No fim das contas, ninguém mais duvidava de que o PSDB era apenas mais um integrante da “velha política”, capaz de reproduzir os mesmos hábitos espúrios.

Desse modo, os tucanos cumpriram com maestria a tarefa de desagradar a todos. Tentaram atrair a nova direita, mas não previram o surgimento do fenômeno Bolsonaro. Buscaram transmitir ao eleitor a imagem de um partido limpo, mas os escândalos de corrupção mancharam seu nome. Tentaram afirmar uma posição centrista, mas colaboraram diretamente com as medidas de austeridade de Temer. Por fim, terminaram ainda mais divididos, com muita dificuldade para formalizar consensos. Diante de tantas contradições, não espanta que a legenda tenha sido severamente punida nas urnas.

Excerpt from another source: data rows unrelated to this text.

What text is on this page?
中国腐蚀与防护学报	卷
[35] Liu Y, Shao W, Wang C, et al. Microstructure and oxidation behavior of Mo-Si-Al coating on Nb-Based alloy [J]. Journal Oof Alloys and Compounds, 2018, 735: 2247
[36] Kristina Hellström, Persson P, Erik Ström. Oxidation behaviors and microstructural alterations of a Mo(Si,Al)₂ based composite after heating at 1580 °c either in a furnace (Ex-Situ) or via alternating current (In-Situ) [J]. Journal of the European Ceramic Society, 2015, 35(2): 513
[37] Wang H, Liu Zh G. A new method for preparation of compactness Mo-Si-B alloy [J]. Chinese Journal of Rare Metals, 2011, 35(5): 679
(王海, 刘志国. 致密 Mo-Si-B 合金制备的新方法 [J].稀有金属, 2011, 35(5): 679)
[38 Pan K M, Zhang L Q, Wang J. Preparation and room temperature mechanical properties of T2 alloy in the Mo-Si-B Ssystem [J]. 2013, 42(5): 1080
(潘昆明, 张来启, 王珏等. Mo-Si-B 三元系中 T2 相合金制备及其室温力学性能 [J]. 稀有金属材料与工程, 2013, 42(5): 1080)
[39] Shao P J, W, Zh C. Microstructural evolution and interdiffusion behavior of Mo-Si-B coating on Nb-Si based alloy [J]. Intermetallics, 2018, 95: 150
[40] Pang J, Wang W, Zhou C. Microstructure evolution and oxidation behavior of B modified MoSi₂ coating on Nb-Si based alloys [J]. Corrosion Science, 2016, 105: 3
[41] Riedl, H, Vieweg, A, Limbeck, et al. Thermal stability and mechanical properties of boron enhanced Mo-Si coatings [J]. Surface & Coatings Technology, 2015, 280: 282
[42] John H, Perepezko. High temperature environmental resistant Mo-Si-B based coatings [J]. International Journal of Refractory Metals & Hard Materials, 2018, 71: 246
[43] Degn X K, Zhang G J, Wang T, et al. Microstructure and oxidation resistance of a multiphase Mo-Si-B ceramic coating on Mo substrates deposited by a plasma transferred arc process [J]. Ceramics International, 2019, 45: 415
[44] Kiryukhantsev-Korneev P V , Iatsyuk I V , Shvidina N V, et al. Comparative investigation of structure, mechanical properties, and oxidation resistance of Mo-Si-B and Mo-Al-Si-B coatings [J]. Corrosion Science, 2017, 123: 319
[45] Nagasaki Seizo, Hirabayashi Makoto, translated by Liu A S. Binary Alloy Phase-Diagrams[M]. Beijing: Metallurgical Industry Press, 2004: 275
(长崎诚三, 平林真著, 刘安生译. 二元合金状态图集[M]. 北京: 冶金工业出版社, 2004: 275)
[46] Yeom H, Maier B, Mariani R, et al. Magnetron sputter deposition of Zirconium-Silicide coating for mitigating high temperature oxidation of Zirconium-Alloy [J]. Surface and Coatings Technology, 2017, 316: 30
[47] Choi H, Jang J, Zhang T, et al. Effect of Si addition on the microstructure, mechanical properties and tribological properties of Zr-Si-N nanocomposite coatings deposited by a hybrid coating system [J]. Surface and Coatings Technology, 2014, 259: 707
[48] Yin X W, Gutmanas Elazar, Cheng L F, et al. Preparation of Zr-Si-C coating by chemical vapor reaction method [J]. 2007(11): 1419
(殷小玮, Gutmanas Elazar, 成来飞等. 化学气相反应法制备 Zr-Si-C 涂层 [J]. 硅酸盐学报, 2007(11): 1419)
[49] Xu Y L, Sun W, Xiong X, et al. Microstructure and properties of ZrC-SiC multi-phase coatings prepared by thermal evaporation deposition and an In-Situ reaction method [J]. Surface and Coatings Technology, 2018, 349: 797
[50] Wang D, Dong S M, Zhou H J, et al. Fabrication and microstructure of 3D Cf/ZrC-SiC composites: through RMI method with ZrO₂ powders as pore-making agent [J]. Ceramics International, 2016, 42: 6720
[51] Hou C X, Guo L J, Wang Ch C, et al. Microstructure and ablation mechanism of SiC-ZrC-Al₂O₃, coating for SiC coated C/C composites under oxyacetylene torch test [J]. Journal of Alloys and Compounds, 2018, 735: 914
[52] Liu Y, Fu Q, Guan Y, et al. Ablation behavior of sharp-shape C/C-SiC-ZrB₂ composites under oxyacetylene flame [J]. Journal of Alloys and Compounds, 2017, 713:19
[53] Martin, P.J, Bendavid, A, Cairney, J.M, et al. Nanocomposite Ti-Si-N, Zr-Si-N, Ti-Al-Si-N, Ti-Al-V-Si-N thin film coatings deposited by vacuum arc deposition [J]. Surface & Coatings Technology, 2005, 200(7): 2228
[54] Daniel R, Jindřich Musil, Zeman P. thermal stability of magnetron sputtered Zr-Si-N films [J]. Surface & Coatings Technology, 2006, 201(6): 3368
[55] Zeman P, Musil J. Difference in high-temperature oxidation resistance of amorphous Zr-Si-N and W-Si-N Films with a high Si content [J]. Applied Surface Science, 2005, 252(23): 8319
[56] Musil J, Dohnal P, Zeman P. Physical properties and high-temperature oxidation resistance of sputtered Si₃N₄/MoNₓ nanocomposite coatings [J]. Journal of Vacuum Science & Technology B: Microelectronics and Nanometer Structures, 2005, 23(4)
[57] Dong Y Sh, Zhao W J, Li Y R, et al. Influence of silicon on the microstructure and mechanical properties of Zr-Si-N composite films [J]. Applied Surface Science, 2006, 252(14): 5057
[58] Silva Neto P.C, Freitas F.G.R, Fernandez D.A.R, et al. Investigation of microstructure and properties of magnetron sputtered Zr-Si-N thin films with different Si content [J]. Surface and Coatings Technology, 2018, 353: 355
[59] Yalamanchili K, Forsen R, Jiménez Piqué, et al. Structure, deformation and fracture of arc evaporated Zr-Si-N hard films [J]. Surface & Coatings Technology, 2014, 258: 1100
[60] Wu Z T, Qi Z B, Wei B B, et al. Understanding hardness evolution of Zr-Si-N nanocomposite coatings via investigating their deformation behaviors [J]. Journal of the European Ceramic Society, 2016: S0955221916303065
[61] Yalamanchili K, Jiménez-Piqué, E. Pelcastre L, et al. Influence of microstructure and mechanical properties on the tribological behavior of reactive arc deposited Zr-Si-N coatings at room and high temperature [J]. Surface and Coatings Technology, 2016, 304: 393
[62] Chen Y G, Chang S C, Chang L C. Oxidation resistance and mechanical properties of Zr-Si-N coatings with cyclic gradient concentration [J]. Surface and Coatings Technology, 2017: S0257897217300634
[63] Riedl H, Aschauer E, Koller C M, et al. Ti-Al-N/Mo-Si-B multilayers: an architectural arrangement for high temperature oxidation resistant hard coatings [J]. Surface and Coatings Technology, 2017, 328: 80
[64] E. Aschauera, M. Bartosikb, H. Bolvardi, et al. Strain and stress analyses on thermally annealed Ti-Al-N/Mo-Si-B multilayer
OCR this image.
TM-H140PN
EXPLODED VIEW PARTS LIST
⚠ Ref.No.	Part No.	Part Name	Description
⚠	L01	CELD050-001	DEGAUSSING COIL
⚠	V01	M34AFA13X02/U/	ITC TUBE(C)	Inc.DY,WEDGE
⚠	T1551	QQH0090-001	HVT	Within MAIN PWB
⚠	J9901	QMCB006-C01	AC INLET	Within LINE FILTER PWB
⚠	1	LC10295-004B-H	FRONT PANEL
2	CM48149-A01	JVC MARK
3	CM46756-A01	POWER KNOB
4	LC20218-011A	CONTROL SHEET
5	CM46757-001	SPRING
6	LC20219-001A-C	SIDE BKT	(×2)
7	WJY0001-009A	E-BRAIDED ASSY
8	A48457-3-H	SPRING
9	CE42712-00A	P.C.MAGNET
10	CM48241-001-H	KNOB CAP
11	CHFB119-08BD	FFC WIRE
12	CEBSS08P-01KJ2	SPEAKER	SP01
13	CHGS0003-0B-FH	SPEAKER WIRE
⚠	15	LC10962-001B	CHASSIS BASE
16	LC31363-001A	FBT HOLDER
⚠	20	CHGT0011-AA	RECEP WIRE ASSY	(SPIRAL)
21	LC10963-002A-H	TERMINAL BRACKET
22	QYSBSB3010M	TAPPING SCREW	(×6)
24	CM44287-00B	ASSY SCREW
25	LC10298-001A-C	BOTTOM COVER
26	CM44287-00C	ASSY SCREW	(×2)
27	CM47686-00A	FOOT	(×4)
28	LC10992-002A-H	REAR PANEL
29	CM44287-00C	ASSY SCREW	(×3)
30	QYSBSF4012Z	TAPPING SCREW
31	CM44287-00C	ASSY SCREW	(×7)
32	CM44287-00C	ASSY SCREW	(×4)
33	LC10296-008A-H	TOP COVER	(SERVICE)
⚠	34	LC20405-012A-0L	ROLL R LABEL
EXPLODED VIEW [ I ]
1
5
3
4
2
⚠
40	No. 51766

Trata-se da pior crise de sua história. O partido que foi um dos pilares da Nova República precisa agora aprender a lidar com o acelerado processo de desidratação e com a desconfiança do eleitorado, além de equacionar uma complicada divisão interna. Sem uma urgente renovação, que inclua um novo programa, o resgate de princípios identitários democráticos e reformistas, a aplicação de sanções aos membros que não respeitarem as diretrizes ideológicas e a realização de uma severa autocrítica, o PSDB dificilmente conseguirá recuperar o protagonismo de outrora.

Nesse caso, a solução mais viável seria a desfiliação coletiva dos cardeais tucanos e a fundação de um novo partido, tal como tem aventado FHC. Talvez o desabafo de Arthur Virgílio seja o melhor resumo da situação vivida pelo PSDB: “A sorte de Mário Covas é que ele não está mais aqui para ver no que se transformou o partido que ele idealizou com Franco Montoro” [1].

* Leandro Gavião é doutor em História Política pela Uerj e professor da Universidade Católica de Petrópolis (UCP) e da pós-graduação do Curso Clio/Damásio.

Nota:

1- José Cassio, “FHC, Tasso e Arthur Virgílio se articulam para evitar o ‘enterro de segunda classe’ do PSDB”, DCM, 4 out. 2018.